Этот силлогизм, который, по-видимому, казался М-лову неопровержимым, закончил посещение первой камеры... Губернатор вышел, и конвойные, после короткой возни, захлопнули дверь. После этого вся тюрьма закипела старательно закупоренным в камерах негодованием и гневом, а губернатор, с резко сдвинутыми бровями и озлобленным против бунтовщиков лицом, проследовал дальше. Он приказал открыть еще одну камеру, из которой при его проходе арестант резко крикнул: "Где же у вас правда!.." Но и там дело закончилось такой же соломоновски краткой и безапелляционной губернаторской речью, а затем возней арестантов и конвоя. После этого выходной блок взвизгнул, затем коридорная дверь хлопнула, и посещение кончилось... Кого-то увели в секретную... Коридор некоторое время шумел и кипел, откуда-то слышались крики, ругательства, удары в дверь, а затем... понемногу все стихло. Камеры стали открывать для обеда. Тюрьма проголодалась.
Между тем достаточно было бы самого поверхностного взгляда, чтобы понять, что в "содержающей" далеко не все благополучно. Не говоря уже о вопиющих жалобах на задержку дел,-- никогда я не видал такой оборванной тюрьмы. Арестанты ходили в каких-то фантастических лохмотьях, и даже нижнее белье не всегда прикрывало наготу. Мне до сих пор вспоминается живописная фигура одного арестованного купчика, который, сидя в привилегированной камере, надевал крахмальную манишку и красный галстук, но, выставляя грудь, старался драпировать ноги полами изорванного халата. Среди жалоб, которые неслись из камер, слышалось между прочим: "Сами посмотрите, в чем мы ходим! Обносились до крайности".

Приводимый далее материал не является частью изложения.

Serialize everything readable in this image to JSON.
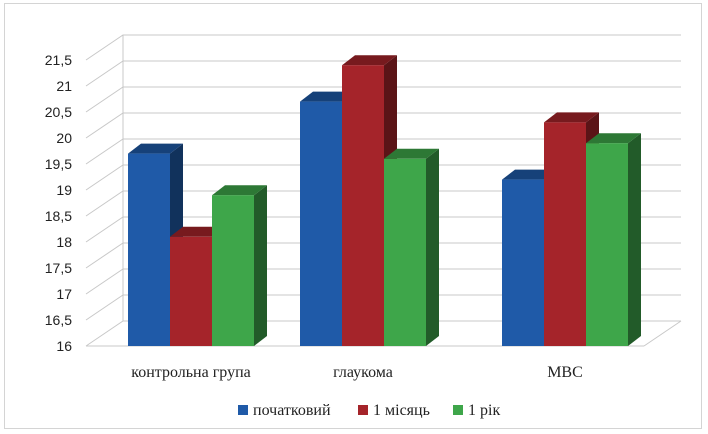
{
  "chart_data": {
    "type": "bar",
    "style": "3d-clustered-column",
    "categories": [
      "контрольна група",
      "глаукома",
      "МВС"
    ],
    "series": [
      {
        "name": "початковий",
        "color": "#1f5aa8",
        "values": [
          19.7,
          20.7,
          19.2
        ]
      },
      {
        "name": "1 місяць",
        "color": "#a5242a",
        "values": [
          18.1,
          21.4,
          20.3
        ]
      },
      {
        "name": "1 рік",
        "color": "#3ea64a",
        "values": [
          18.9,
          19.6,
          19.9
        ]
      }
    ],
    "ylim": [
      16,
      21.5
    ],
    "yticks": [
      "16",
      "16,5",
      "17",
      "17,5",
      "18",
      "18,5",
      "19",
      "19,5",
      "20",
      "20,5",
      "21",
      "21,5"
    ],
    "grid": true,
    "legend_position": "bottom",
    "title": "",
    "xlabel": "",
    "ylabel": ""
  }
}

Несмотря на то, что губернатор сделал все, чтобы вызвать бунт, и что было несколько "беспокойных" арестантов, которые, очевидно, старались поднять тюрьму на какое-нибудь яркое выступление,-- волнение скоро стихло; Мне объясняли сведущие арестанты, что шумела больше тюремная мелкота, "шпанка", а тюремная аристократия, "Иваны", ее не поддержали. Смотритель, по-видимому, знал, с кем имеет дело. Он как-то радостно признавал свою вину, когда губернатор замечал пятно на стене или червяка на капусте, и в то же время умел ладить с влиятельными элементами тюрьмы. В тюрьме допускались кутежи и повальное пьянство, что подкупало "Иванов"...

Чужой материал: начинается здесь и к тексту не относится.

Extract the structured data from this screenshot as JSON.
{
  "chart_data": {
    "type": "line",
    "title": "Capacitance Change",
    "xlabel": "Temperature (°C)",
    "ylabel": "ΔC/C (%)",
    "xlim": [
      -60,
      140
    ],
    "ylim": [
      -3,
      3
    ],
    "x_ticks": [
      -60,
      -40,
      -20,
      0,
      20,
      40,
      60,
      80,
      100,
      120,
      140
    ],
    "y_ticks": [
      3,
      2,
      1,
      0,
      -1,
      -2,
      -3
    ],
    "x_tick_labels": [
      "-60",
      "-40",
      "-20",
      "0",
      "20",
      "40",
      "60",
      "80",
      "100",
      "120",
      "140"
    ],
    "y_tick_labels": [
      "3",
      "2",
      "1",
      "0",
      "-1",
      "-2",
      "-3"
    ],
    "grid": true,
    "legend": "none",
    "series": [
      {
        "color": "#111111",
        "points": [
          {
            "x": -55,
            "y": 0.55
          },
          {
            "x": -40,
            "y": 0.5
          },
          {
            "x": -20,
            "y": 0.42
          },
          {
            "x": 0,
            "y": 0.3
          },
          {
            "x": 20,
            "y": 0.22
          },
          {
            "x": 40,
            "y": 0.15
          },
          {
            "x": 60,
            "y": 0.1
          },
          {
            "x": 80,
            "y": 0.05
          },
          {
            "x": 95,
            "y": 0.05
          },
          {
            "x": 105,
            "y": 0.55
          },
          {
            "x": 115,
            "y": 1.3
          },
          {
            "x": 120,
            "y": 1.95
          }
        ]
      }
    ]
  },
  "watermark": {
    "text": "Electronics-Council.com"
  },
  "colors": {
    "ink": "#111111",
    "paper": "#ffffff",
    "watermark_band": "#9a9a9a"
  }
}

Меня перевели в "привилегированную", дворянскую камеру, и я получил возможность свободно ходить по всей тюрьме. Это была, собственно, первая тюрьма, которую я имел случай узнать поближе с ее уголовной средой, и мне приходится отметить несколько выдающихся эпизодов. Прежде всего я здесь увидел заключительный акт прошлогодней моей переписки с Фоминым. Читатель припомнит, что арестантский староста предупреждал меня тогда же, что арестант, через которого я вел эти пересылки,-- подлец и надует Фомина. Так это и случилось: Фомин написал письма в Россию, сообщил, что он (его кличка была Ursus) находится в тобольской одиночке, и просил прислать ему денег. Но так как на собственное имя Фомина (он его скрывал от начальства) выслать было нельзя, то он дал фамилию этого арестанта. Помнится, фамилия его была Семенов. Он оказался действительно мошенником. Срок его заключения близился к концу, и он должен был уйти из тюрьмы на поселение. Получив деньги Фомина, он их присвоил... Но тюремная Немезида уже протянула над ним карающую руку. Случилось так, что Семенов прибыл в томскую тюрьму как раз в то время, когда я находился там, и вслед за ним пришло сообщение об его поступке. Его стали жестоко избивать. Арестанты сообщили мне, что тут есть "изменник общества", который прячется под нарами, в пустых камерах... В конце концов он успел упросить смотрителя, чтобы посадить его в секретную. Я увидел его там в гладок и узнал старого знакомого. Он был плох: избили его жестоко, и, что хуже всего,-- ему предстояло еще несколько переходов, и на всяком его будут избивать... Его томили мрачные предчувствия: вряд ли дойдет живым. Он надеялся, что история разоблачится не так скоро, и он успеет выйти на поселение, но надежда его обманула... У меня не хватило духу упрекать его, и я постарался через лиц, пользующихся доверием арестантской среды, смягчить отношение к нему арестантов. Но "измена обществу", каковой считался поступок Семенова в отношении Фомина, к особому снисхождению не располагала. Дальнейшей судьбы Семенова я не знаю.